- Location: Fulton / Schuyler counties, Illinois, U.S.
- Nearest city: Astoria, Illinois
- Coordinates: 40°12′05″N 90°11′30″W﻿ / ﻿40.20139°N 90.19167°W
- Area: 2,247 acres (909 ha)
- Established: 1947
- Governing body: Illinois Department of Natural Resources

= Anderson Lake State Fish and Wildlife Area =

State park in Illinois, United States

Anderson Lake State Fish and Wildlife Area is an Illinois state park on 2247 acre in Fulton County, Illinois, United States. A small part at the southern end extends into Schuyler County.
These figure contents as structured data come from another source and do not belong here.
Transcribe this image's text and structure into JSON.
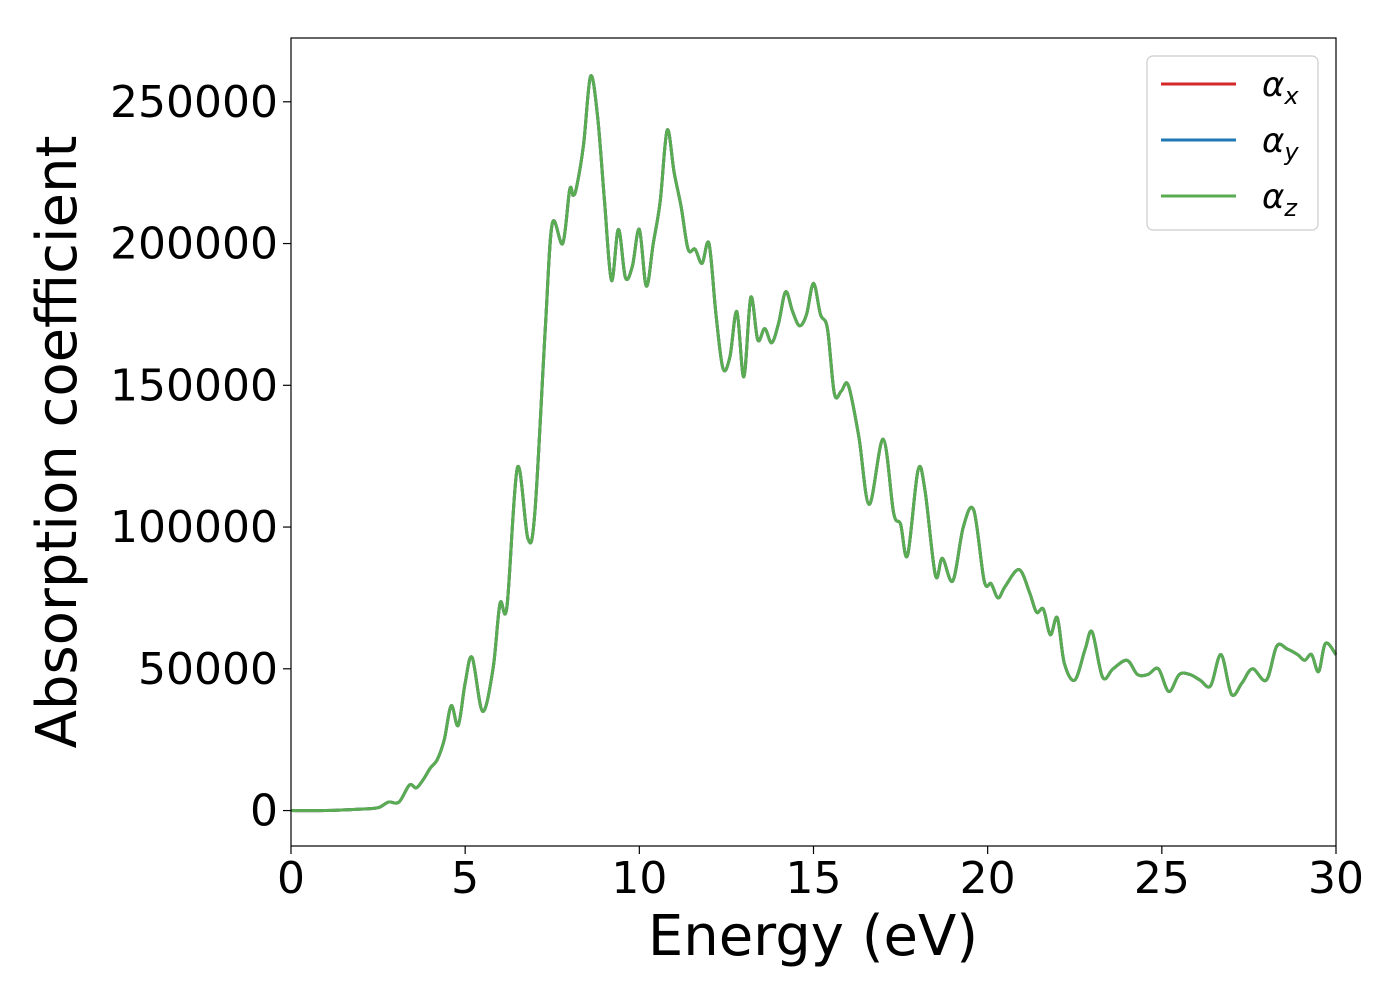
{
  "chart_data": {
    "type": "line",
    "title": "",
    "xlabel": "Energy (eV)",
    "ylabel": "Absorption coefficient",
    "xlim": [
      0,
      30
    ],
    "ylim": [
      -12500,
      272500
    ],
    "xticks": [
      0,
      5,
      10,
      15,
      20,
      25,
      30
    ],
    "yticks": [
      0,
      50000,
      100000,
      150000,
      200000,
      250000
    ],
    "grid": false,
    "legend": {
      "position": "top-right"
    },
    "x": [
      0,
      1,
      2,
      2.5,
      2.8,
      3.1,
      3.4,
      3.6,
      3.8,
      4.0,
      4.2,
      4.4,
      4.6,
      4.8,
      5.0,
      5.2,
      5.5,
      5.8,
      6.0,
      6.2,
      6.5,
      6.8,
      7.0,
      7.3,
      7.5,
      7.8,
      8.0,
      8.1,
      8.2,
      8.4,
      8.6,
      8.8,
      9.0,
      9.2,
      9.4,
      9.6,
      9.8,
      10.0,
      10.2,
      10.4,
      10.6,
      10.8,
      11.0,
      11.2,
      11.4,
      11.6,
      11.8,
      12.0,
      12.2,
      12.4,
      12.6,
      12.8,
      13.0,
      13.2,
      13.4,
      13.6,
      13.8,
      14.0,
      14.2,
      14.4,
      14.6,
      14.8,
      15.0,
      15.2,
      15.4,
      15.6,
      15.8,
      16.0,
      16.3,
      16.6,
      17.0,
      17.3,
      17.5,
      17.7,
      18.0,
      18.2,
      18.5,
      18.7,
      19.0,
      19.3,
      19.6,
      19.9,
      20.1,
      20.3,
      20.5,
      20.9,
      21.2,
      21.4,
      21.6,
      21.8,
      22.0,
      22.2,
      22.5,
      22.8,
      23.0,
      23.3,
      23.6,
      24.0,
      24.3,
      24.6,
      24.9,
      25.2,
      25.5,
      25.8,
      26.1,
      26.4,
      26.7,
      27.0,
      27.3,
      27.6,
      28.0,
      28.3,
      28.6,
      28.9,
      29.1,
      29.3,
      29.5,
      29.7,
      30.0
    ],
    "series": [
      {
        "name": "α_x",
        "color": "#d62728",
        "y": [
          0,
          0,
          500,
          1000,
          3000,
          3000,
          9000,
          8000,
          11000,
          15000,
          18000,
          25000,
          37000,
          30000,
          45000,
          54000,
          35000,
          50000,
          73000,
          72000,
          121000,
          96000,
          105000,
          170000,
          207000,
          200000,
          219000,
          217000,
          220000,
          235000,
          259000,
          245000,
          215000,
          187000,
          205000,
          188000,
          192000,
          205000,
          185000,
          200000,
          215000,
          240000,
          225000,
          213000,
          198000,
          198000,
          193000,
          200000,
          175000,
          156000,
          160000,
          176000,
          153000,
          181000,
          166000,
          170000,
          165000,
          172000,
          183000,
          176000,
          171000,
          175000,
          186000,
          175000,
          170000,
          147000,
          148000,
          150000,
          132000,
          108000,
          131000,
          105000,
          101000,
          90000,
          120000,
          113000,
          83000,
          89000,
          81000,
          100000,
          106000,
          81000,
          80000,
          75000,
          79000,
          85000,
          77000,
          70000,
          71000,
          62000,
          68000,
          52000,
          46000,
          57000,
          63000,
          47000,
          50000,
          53000,
          48000,
          48000,
          50000,
          42000,
          48000,
          48000,
          46000,
          44000,
          55000,
          41000,
          45000,
          50000,
          46000,
          58000,
          57000,
          55000,
          53000,
          55000,
          49000,
          59000,
          55000
        ]
      },
      {
        "name": "α_y",
        "color": "#1f77b4",
        "y": [
          0,
          0,
          500,
          1000,
          3000,
          3000,
          9000,
          8000,
          11000,
          15000,
          18000,
          25000,
          37000,
          30000,
          45000,
          54000,
          35000,
          50000,
          73000,
          72000,
          121000,
          96000,
          105000,
          170000,
          207000,
          200000,
          219000,
          217000,
          220000,
          235000,
          259000,
          245000,
          215000,
          187000,
          205000,
          188000,
          192000,
          205000,
          185000,
          200000,
          215000,
          240000,
          225000,
          213000,
          198000,
          198000,
          193000,
          200000,
          175000,
          156000,
          160000,
          176000,
          153000,
          181000,
          166000,
          170000,
          165000,
          172000,
          183000,
          176000,
          171000,
          175000,
          186000,
          175000,
          170000,
          147000,
          148000,
          150000,
          132000,
          108000,
          131000,
          105000,
          101000,
          90000,
          120000,
          113000,
          83000,
          89000,
          81000,
          100000,
          106000,
          81000,
          80000,
          75000,
          79000,
          85000,
          77000,
          70000,
          71000,
          62000,
          68000,
          52000,
          46000,
          57000,
          63000,
          47000,
          50000,
          53000,
          48000,
          48000,
          50000,
          42000,
          48000,
          48000,
          46000,
          44000,
          55000,
          41000,
          45000,
          50000,
          46000,
          58000,
          57000,
          55000,
          53000,
          55000,
          49000,
          59000,
          55000
        ]
      },
      {
        "name": "α_z",
        "color": "#5aac52",
        "y": [
          0,
          0,
          500,
          1000,
          3000,
          3000,
          9000,
          8000,
          11000,
          15000,
          18000,
          25000,
          37000,
          30000,
          45000,
          54000,
          35000,
          50000,
          73000,
          72000,
          121000,
          96000,
          105000,
          170000,
          207000,
          200000,
          219000,
          217000,
          220000,
          235000,
          259000,
          245000,
          215000,
          187000,
          205000,
          188000,
          192000,
          205000,
          185000,
          200000,
          215000,
          240000,
          225000,
          213000,
          198000,
          198000,
          193000,
          200000,
          175000,
          156000,
          160000,
          176000,
          153000,
          181000,
          166000,
          170000,
          165000,
          172000,
          183000,
          176000,
          171000,
          175000,
          186000,
          175000,
          170000,
          147000,
          148000,
          150000,
          132000,
          108000,
          131000,
          105000,
          101000,
          90000,
          120000,
          113000,
          83000,
          89000,
          81000,
          100000,
          106000,
          81000,
          80000,
          75000,
          79000,
          85000,
          77000,
          70000,
          71000,
          62000,
          68000,
          52000,
          46000,
          57000,
          63000,
          47000,
          50000,
          53000,
          48000,
          48000,
          50000,
          42000,
          48000,
          48000,
          46000,
          44000,
          55000,
          41000,
          45000,
          50000,
          46000,
          58000,
          57000,
          55000,
          53000,
          55000,
          49000,
          59000,
          55000
        ]
      }
    ]
  }
}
Anderson Lake is located in the area.

== Natural features ==
This west floodplain lake receives overflow waters from the Illinois River. The Anderson lake has a surface area of 1,134 acre with an average depth of 4 ft and a maximum depth of 6 ft with 9.1 mi shore is surrounded by bottomland forest.
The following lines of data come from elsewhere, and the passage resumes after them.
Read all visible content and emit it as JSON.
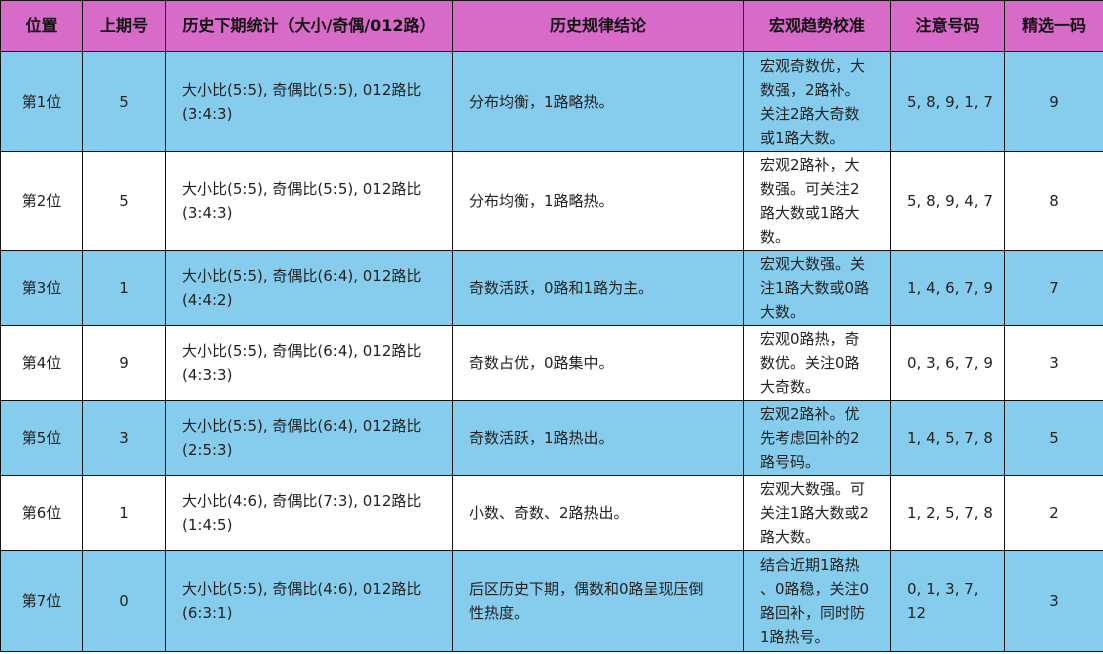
{
  "headers": [
    "位置",
    "上期号",
    "历史下期统计（大小/奇偶/012路）",
    "历史规律结论",
    "宏观趋势校准",
    "注意号码",
    "精选一码"
  ],
  "rows": [
    {
      "pos": "第1位",
      "last": "5",
      "stats": "大小比(5:5), 奇偶比(5:5), 012路比\n(3:4:3)",
      "conclusion": "分布均衡，1路略热。",
      "macro": "宏观奇数优，大\n数强，2路补。\n关注2路大奇数\n或1路大数。",
      "watch": "5, 8, 9, 1, 7",
      "pick": "9"
    },
    {
      "pos": "第2位",
      "last": "5",
      "stats": "大小比(5:5), 奇偶比(5:5), 012路比\n(3:4:3)",
      "conclusion": "分布均衡，1路略热。",
      "macro": "宏观2路补，大\n数强。可关注2\n路大数或1路大\n数。",
      "watch": "5, 8, 9, 4, 7",
      "pick": "8"
    },
    {
      "pos": "第3位",
      "last": "1",
      "stats": "大小比(5:5), 奇偶比(6:4), 012路比\n(4:4:2)",
      "conclusion": "奇数活跃，0路和1路为主。",
      "macro": "宏观大数强。关\n注1路大数或0路\n大数。",
      "watch": "1, 4, 6, 7, 9",
      "pick": "7"
    },
    {
      "pos": "第4位",
      "last": "9",
      "stats": "大小比(5:5), 奇偶比(6:4), 012路比\n(4:3:3)",
      "conclusion": "奇数占优，0路集中。",
      "macro": "宏观0路热，奇\n数优。关注0路\n大奇数。",
      "watch": "0, 3, 6, 7, 9",
      "pick": "3"
    },
    {
      "pos": "第5位",
      "last": "3",
      "stats": "大小比(5:5), 奇偶比(6:4), 012路比\n(2:5:3)",
      "conclusion": "奇数活跃，1路热出。",
      "macro": "宏观2路补。优\n先考虑回补的2\n路号码。",
      "watch": "1, 4, 5, 7, 8",
      "pick": "5"
    },
    {
      "pos": "第6位",
      "last": "1",
      "stats": "大小比(4:6), 奇偶比(7:3), 012路比\n(1:4:5)",
      "conclusion": "小数、奇数、2路热出。",
      "macro": "宏观大数强。可\n关注1路大数或2\n路大数。",
      "watch": "1, 2, 5, 7, 8",
      "pick": "2"
    },
    {
      "pos": "第7位",
      "last": "0",
      "stats": "大小比(5:5), 奇偶比(4:6), 012路比\n(6:3:1)",
      "conclusion": "后区历史下期，偶数和0路呈现压倒\n性热度。",
      "macro": "结合近期1路热\n、0路稳，关注0\n路回补，同时防\n1路热号。",
      "watch": "0, 1, 3, 7,\n12",
      "pick": "3"
    }
  ]
}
A levee constructed in 1980 separates Anderson Lake from Carlson Lake, a smaller 231 acre lake to the south that serves as a waterfowl refuge area. Carlson Lake is drained in the spring to plant food for ducks, then flooded in the fall during migration season to attract waterfowl.

=== Flora ===
The site is primarily bottomland forest. Tree species include: silver maple, cottonwood, black willow, tulip poplar, black walnut, red maple, and American sycamore.

=== Fauna ===
Bird species include: mallard, wood duck, bald eagles, American white pelicans, American robin, cedar waxwing, chipping sparrow, osprey, red-tailed hawks, and purple martins.

== History ==
Anderson Lake SFWA was once a private duck-hunting club. The Anderson Lake and adjacent Carlson Lake area were purchased by the state in 1947, managed by the Illinois Department of Natural Resources (IDNR).

== Recreation ==
Anderson Lake has boat docks and two public boat ramps. Tent and trailer camping is available at Class C sites. Two picnic shelters and picnic tables are available. Hunting is permitted on 1900 acre for waterfowl, doves, deer, rabbit, quail, and squirrel.